At this point Linux decides to configure the port itself and goes wrong
since our allocation strategy tries to keep resource windows, including
reserved buses as small as possible so that everything we currently find
barely fits there.

This continues few lines below:

> [ 0.469670] pci_bus 0000:02: busn_res: can not insert [bus 02-ff] under [bus 01-39] (conflicts with (null) [bus 01-39])
> [ 0.469688] pci 0000:02:00.0: [8086:1576] type 01 class 0x060400
> [ 0.469809] pci 0000:02:00.0: supports D1 D2
> [ 0.469810] pci 0000:02:00.0: PME# supported from D0 D1 D2 D3hot D3cold
> [ 0.469877] pci 0000:02:01.0: [8086:1576] type 01 class 0x060400
> [ 0.470000] pci 0000:02:01.0: supports D1 D2
> [ 0.470001] pci 0000:02:01.0: PME# supported from D0 D1 D2 D3hot D3cold
> [ 0.470067] pci 0000:02:02.0: [8086:1576] type 01 class 0x060400
> [ 0.470188] pci 0000:02:02.0: supports D1 D2
> [ 0.470189] pci 0000:02:02.0: PME# supported from D0 D1 D2 D3hot D3cold
> [ 0.470277] pci 0000:01:00.0: PCI bridge to [bus 02-ff]
> [ 0.470283] pci 0000:01:00.0: bridge window [io 0x0000-0x0fff]
> [ 0.470287] pci 0000:01:00.0: bridge window [mem 0x00000000-0x000fffff]
> [ 0.470294] pci 0000:01:00.0: bridge window [mem 0x00000000-0x000fffff 64bit pref]
> [ 0.470296] pci 0000:02:00.0: bridge configuration invalid ([bus 00-00]), reconfiguring
> [ 0.470304] pci 0000:02:01.0: bridge configuration invalid ([bus 00-00]), reconfiguring
> [ 0.470312] pci 0000:02:02.0: bridge configuration invalid ([bus 00-00]), reconfiguring

Here.

And ends up in failure when we create PCIe tunnels later on.

Now, this is probably where Windows does something else, like it may
skip re-configuring phase which could explain why it works. However, to
me this looks pretty much like a bug in the BIOS/firmware as we are
expecting the BIOS to configure the PCIe devices properly before the OS
is send ACPI hotplug event.

We need to handle this in Linux in the same way Windows does but
currently I have no idea. It is however, more related to our PCI
enumeration code than the patches in question, I think.

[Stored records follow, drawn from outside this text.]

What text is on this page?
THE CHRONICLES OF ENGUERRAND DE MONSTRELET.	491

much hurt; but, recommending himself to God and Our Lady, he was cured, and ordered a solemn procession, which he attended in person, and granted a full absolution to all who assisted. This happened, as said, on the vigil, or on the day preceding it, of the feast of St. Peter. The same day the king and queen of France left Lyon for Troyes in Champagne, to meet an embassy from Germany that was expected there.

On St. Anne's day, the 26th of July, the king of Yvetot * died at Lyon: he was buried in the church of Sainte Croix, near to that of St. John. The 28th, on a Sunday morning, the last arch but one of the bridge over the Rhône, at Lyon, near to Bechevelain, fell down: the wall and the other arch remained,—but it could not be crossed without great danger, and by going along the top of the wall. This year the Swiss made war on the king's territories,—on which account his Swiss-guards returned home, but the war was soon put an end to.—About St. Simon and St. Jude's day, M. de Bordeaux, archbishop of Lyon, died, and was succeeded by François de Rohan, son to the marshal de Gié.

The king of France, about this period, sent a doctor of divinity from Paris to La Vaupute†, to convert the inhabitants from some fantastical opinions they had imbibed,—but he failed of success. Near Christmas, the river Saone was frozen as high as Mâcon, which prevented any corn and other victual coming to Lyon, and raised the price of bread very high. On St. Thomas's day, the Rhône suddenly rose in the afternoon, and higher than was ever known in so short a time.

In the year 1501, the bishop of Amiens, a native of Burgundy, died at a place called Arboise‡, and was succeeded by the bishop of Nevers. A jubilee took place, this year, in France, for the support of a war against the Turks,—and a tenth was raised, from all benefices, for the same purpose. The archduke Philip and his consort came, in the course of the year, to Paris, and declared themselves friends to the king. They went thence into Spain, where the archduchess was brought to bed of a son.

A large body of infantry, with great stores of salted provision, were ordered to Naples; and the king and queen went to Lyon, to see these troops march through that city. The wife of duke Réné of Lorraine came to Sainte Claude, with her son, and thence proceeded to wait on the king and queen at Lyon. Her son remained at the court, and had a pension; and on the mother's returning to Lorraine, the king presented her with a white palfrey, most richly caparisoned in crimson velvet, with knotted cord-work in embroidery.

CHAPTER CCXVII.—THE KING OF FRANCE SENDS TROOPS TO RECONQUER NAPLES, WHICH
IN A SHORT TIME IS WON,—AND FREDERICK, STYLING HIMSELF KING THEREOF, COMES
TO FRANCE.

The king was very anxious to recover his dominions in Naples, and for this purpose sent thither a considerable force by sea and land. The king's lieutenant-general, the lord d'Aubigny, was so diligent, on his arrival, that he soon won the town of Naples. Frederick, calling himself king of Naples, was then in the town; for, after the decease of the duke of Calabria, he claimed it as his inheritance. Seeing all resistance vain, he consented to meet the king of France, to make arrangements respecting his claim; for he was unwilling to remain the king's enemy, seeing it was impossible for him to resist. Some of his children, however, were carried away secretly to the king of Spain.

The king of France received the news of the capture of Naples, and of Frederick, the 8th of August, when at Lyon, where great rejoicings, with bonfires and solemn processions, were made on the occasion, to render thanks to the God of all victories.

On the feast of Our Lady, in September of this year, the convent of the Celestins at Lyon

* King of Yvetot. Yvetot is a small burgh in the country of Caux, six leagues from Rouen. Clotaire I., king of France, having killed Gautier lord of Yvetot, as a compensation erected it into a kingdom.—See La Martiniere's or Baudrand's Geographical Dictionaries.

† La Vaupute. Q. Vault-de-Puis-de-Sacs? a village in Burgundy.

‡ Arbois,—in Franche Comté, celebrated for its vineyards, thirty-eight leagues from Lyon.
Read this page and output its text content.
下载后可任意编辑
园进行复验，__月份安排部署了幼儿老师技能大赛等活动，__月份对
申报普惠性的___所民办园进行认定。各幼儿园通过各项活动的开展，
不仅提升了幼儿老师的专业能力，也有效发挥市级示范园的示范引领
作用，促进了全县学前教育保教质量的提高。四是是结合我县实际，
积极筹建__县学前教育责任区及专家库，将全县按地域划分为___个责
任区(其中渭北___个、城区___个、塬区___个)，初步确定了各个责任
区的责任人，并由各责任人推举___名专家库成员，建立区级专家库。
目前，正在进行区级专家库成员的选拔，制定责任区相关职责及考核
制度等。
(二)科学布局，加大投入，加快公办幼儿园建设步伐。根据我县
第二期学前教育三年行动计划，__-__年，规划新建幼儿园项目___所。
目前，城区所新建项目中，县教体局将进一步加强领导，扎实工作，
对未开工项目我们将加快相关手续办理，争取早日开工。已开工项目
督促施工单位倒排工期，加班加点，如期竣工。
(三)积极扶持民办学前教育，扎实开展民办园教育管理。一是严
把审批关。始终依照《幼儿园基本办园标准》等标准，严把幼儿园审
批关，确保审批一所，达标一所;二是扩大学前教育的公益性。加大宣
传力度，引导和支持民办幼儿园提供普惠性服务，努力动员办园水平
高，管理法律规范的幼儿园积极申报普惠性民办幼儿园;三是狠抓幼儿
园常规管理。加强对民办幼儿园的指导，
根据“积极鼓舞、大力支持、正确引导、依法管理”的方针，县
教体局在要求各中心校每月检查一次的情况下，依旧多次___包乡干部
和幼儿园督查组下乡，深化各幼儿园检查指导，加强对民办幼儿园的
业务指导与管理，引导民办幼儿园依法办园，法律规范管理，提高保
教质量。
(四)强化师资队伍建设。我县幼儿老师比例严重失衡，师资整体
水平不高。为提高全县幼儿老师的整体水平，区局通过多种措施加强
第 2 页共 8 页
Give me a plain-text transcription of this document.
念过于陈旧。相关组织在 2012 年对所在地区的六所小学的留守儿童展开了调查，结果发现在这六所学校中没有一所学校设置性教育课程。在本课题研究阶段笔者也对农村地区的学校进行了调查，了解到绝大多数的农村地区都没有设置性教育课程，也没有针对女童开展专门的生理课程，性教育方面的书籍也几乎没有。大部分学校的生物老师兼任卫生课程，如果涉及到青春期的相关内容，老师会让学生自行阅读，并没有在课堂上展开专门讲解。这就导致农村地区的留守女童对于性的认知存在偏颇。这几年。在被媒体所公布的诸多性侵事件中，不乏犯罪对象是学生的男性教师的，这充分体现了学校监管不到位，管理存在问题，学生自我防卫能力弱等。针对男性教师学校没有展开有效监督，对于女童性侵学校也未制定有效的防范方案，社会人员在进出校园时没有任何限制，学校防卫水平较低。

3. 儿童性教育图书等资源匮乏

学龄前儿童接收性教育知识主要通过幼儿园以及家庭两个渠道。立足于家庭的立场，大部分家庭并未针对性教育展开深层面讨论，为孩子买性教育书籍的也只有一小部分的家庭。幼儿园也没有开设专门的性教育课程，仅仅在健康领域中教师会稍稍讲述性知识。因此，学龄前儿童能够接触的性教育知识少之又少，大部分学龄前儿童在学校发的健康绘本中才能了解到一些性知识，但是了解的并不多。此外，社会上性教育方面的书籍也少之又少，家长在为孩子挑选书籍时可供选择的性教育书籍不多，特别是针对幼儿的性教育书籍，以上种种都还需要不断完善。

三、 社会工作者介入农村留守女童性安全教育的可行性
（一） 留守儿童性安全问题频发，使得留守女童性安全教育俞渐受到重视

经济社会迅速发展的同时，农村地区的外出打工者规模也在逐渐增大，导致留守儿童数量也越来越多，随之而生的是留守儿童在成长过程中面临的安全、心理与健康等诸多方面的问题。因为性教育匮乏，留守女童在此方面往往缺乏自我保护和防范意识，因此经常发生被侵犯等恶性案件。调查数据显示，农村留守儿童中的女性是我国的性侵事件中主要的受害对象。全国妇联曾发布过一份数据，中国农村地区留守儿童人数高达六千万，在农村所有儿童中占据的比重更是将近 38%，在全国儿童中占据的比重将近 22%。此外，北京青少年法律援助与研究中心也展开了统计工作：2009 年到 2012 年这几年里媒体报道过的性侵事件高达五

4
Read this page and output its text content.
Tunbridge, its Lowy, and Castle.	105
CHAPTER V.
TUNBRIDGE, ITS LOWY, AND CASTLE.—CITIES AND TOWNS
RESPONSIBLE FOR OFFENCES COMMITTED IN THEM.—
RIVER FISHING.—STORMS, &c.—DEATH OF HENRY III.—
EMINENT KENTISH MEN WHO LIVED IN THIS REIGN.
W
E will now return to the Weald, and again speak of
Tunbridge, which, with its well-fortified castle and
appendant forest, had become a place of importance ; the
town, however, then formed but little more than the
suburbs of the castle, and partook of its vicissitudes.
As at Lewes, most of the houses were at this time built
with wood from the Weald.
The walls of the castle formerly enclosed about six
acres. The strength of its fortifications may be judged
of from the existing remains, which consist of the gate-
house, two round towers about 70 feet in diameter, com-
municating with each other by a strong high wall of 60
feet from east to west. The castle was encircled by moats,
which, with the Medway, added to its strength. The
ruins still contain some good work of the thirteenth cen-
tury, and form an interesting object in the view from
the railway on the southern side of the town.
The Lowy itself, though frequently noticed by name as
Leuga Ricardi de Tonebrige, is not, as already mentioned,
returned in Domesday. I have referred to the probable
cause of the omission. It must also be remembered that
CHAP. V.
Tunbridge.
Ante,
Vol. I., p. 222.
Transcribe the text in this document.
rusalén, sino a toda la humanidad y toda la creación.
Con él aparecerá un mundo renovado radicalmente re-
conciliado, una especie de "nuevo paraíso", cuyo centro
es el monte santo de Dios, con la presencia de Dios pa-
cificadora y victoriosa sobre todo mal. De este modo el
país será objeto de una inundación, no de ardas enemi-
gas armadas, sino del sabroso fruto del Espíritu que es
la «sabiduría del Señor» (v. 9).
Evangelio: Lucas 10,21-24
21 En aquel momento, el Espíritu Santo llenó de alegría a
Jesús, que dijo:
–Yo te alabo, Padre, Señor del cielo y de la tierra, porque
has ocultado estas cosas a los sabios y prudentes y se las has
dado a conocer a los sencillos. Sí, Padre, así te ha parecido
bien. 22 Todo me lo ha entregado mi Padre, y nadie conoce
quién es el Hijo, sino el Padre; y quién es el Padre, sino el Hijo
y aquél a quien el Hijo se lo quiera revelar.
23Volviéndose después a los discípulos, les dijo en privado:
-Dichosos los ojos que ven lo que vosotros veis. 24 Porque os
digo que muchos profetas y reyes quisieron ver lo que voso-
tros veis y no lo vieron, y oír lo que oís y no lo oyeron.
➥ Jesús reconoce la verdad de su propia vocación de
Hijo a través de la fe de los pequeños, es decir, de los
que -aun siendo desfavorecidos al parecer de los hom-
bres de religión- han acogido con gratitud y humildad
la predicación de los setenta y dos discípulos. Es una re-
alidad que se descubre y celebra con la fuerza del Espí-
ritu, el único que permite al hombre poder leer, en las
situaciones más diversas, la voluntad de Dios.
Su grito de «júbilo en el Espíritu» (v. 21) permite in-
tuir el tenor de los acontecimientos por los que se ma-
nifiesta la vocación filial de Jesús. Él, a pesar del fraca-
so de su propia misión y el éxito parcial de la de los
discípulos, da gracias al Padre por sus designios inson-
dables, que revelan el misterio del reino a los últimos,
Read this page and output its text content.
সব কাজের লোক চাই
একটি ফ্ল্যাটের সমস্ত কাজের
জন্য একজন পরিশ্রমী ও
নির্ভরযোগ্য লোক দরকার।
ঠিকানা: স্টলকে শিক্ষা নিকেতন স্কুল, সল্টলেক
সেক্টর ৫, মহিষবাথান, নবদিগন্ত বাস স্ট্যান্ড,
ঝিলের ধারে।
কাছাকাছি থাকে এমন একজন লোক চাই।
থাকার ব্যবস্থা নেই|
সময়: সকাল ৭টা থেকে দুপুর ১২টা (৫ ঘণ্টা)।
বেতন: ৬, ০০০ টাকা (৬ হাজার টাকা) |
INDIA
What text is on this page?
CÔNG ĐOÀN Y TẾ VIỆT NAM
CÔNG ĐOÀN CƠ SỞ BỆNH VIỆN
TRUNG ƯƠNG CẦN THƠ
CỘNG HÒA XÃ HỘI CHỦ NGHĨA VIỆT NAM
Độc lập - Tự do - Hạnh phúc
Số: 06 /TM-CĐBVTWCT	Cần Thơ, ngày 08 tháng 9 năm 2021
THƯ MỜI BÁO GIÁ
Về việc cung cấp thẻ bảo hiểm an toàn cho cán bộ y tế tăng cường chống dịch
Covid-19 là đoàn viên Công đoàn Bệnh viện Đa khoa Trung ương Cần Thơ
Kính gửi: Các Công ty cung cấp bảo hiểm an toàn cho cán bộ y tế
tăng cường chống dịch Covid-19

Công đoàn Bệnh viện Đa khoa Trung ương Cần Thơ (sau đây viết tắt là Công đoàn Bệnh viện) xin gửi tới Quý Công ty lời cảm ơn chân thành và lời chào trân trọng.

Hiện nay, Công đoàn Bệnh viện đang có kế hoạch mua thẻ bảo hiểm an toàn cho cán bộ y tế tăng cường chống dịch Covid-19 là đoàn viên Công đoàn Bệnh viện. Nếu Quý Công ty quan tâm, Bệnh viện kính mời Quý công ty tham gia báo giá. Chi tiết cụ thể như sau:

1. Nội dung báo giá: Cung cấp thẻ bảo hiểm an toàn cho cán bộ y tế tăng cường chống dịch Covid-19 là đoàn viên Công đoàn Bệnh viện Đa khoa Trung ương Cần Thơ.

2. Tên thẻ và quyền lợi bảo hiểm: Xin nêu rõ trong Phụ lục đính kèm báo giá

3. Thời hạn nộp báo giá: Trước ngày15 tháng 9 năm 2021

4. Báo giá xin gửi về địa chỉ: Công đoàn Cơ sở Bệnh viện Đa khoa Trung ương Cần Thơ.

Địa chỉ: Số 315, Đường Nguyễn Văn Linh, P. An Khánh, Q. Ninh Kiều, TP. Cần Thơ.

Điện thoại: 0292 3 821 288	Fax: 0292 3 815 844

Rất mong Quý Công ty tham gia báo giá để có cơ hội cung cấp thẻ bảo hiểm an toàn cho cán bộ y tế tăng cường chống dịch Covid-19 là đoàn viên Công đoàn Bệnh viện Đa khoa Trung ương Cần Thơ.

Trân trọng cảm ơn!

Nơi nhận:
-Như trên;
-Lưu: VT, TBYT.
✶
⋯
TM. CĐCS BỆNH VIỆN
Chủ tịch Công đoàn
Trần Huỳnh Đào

I also have a Dell 9350 here so I can reproduce the problem and I'm
going to investigate this further probably involving Linux PCI people.

My testing on the machine shows this behaviour only when the cable is
connected during boot.

If I connect the cable after OS is booted I don't see the problem, even
if I do unplug / plug cycle.

Can you try that also (again)? And if you see the problem, send me the
dmesg? I have the latest BIOS (1.4.17) and NVM 16 so this machine
configuration should match yours if I'm not mistaken.